Drehbuchautor Scott Z. Burns hat sich von der SARS-Pandemie von 2002/03 inspirieren lassen und sich einen Virus ausgedacht, der ebenfalls vom Tier auf den Menschen überspringt, dabei aber viel tödlicher ist als das Corona-19-Virus. Zumindest am Anfang, später kommen einem die Zahlen wiederum zu gering vor. So ist von 26 Millionen Opfern die Rede, was nicht zu den im Film aufgeführten Berechnungen zu passen scheint, aber das ist marginal. Auch die viel zu schnelle Entwicklung eines Impfstoffs ist zu optimistisch gedacht, fast als wollte man den Zuschauern damals möglichst nicht zu große Angst machen.
Was wiederum sehr gelungen ist, ist die Einmischung der von Jude Law gespielten Figur eines freien Journalisten, der mit wilden Gerüchten, unbewiesenen Anschuldigungen und dubiosen fragwürdigen alternativen Heilmitteln Misstrauen unter der Bevölkerung streut, während er sich gleichzeitig finanziell bereichert. Hier denkt man unwillkürlich an die diversen Verschwörungstheorien oder den Unsinn, den so manche Politiker (s. Trump, Donald J.) verbreitet haben.
Contagion ist ein klassischer Ensemblefilm, bei dem die Story mehr zählt als die einzelne Figur. Kombiniert mit Soderberghs distanzierter Haltung, entsteht ein semi-dokumentarischer Film, der den Zuschauer überraschend kalt lässt. Selbst mit dem heutigen Wissen und den Erfahrungen aus rund zwei Jahren Pandemie weckt die Geschichte selbst beim Tod einiger Figuren keine Emotionen.
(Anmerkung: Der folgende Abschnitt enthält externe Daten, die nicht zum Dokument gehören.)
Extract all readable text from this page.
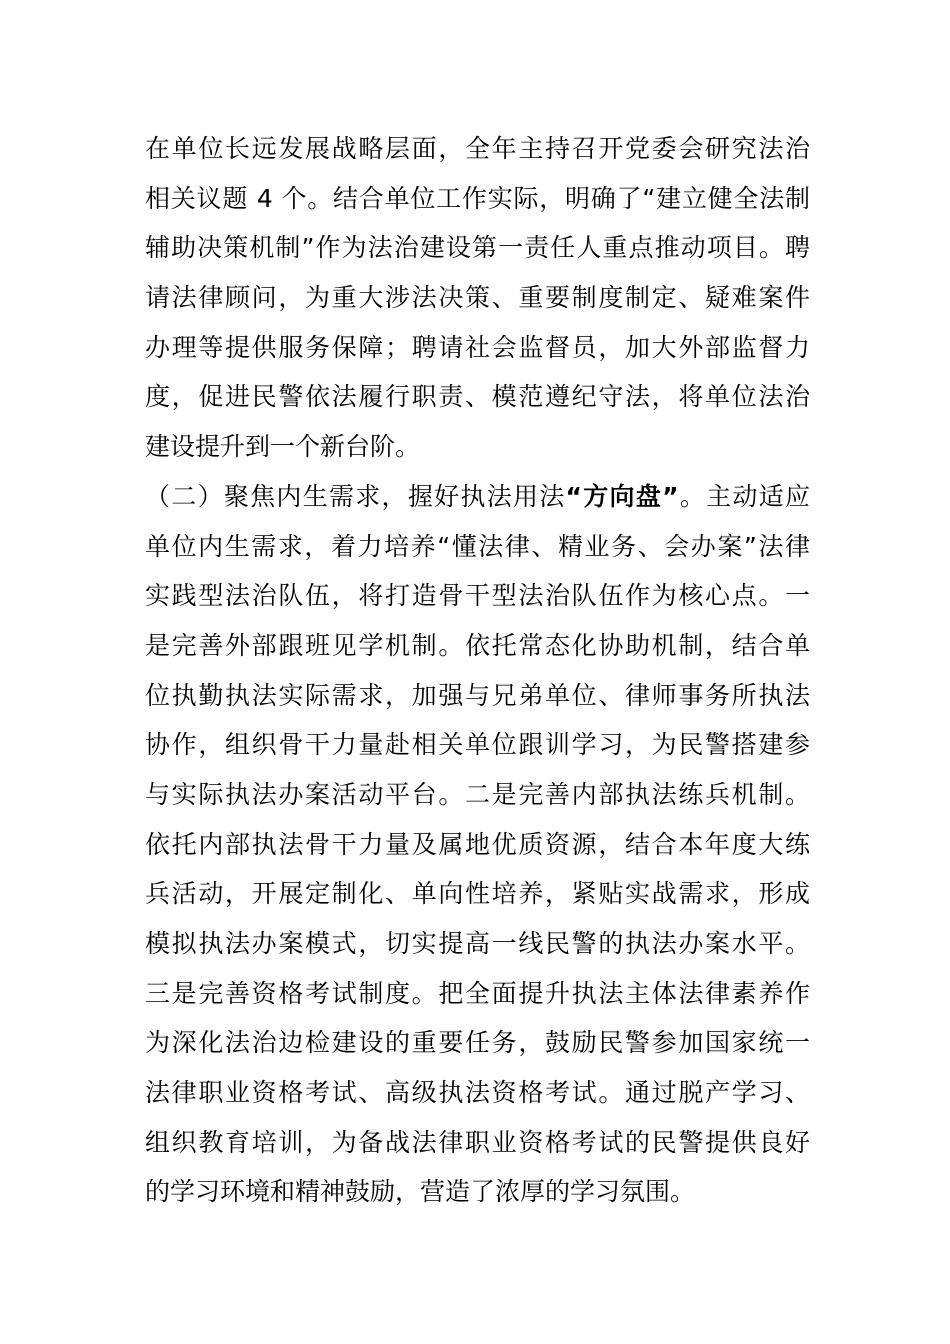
在单位长远发展战略层面，全年主持召开党委会研究法治
相关议题 4 个。结合单位工作实际，明确了“建立健全法制
辅助决策机制”作为法治建设第一责任人重点推动项目。聘
请法律顾问，为重大涉法决策、重要制度制定、疑难案件
办理等提供服务保障；聘请社会监督员，加大外部监督力
度，促进民警依法履行职责、模范遵纪守法，将单位法治
建设提升到一个新台阶。
（二）聚焦内生需求，握好执法用法“方向盘”。主动适应
单位内生需求，着力培养“懂法律、精业务、会办案”法律
实践型法治队伍，将打造骨干型法治队伍作为核心点。一
是完善外部跟班见学机制。依托常态化协助机制，结合单
位执勤执法实际需求，加强与兄弟单位、律师事务所执法
协作，组织骨干力量赴相关单位跟训学习，为民警搭建参
与实际执法办案活动平台。二是完善内部执法练兵机制。
依托内部执法骨干力量及属地优质资源，结合本年度大练
兵活动，开展定制化、单向性培养，紧贴实战需求，形成
模拟执法办案模式，切实提高一线民警的执法办案水平。
三是完善资格考试制度。把全面提升执法主体法律素养作
为深化法治边检建设的重要任务，鼓励民警参加国家统一
法律职业资格考试、高级执法资格考试。通过脱产学习、
组织教育培训，为备战法律职业资格考试的民警提供良好
的学习环境和精神鼓励，营造了浓厚的学习氛围。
Faszinierend ist die Chronologie der Ereignisse, die sich langsam, aber sicher zuspitzen, in gesellschaftlichen Unruhen und Beinahe-Aufständen münden, deren Dramatik aber – auch das ein filmisches Manko – schließlich verpufft. Seinen Höhepunkt erreicht der Film am Anfang der zweiten Hälfte, um dann massiv an Tempo zu verlieren. Das letzte Drittel handelt dann nur noch von der Verteilung der Impfstoffe und der langsamen Rückkehr zur Normalität. Spannend ist das leider nicht, zumal auch einige Figuren aus dem Fokus rutschen und nicht alle Handlungsstränge zu Ende erzählt werden.
Alles in allem besteht Contagion den Realitätscheck. Die Darstellung der Ereignisse wirkt realistisch, auch wenn der Verlauf und die Bekämpfung der Krankheit etwas zu optimistisch dargestellt werden. Und die damalige Botschaft, dass der Mensch mit seiner Lebensweise die Entstehung tödlicher Krankheiten beschleunigt, besitzt auch heute noch beklemmende Aktualität.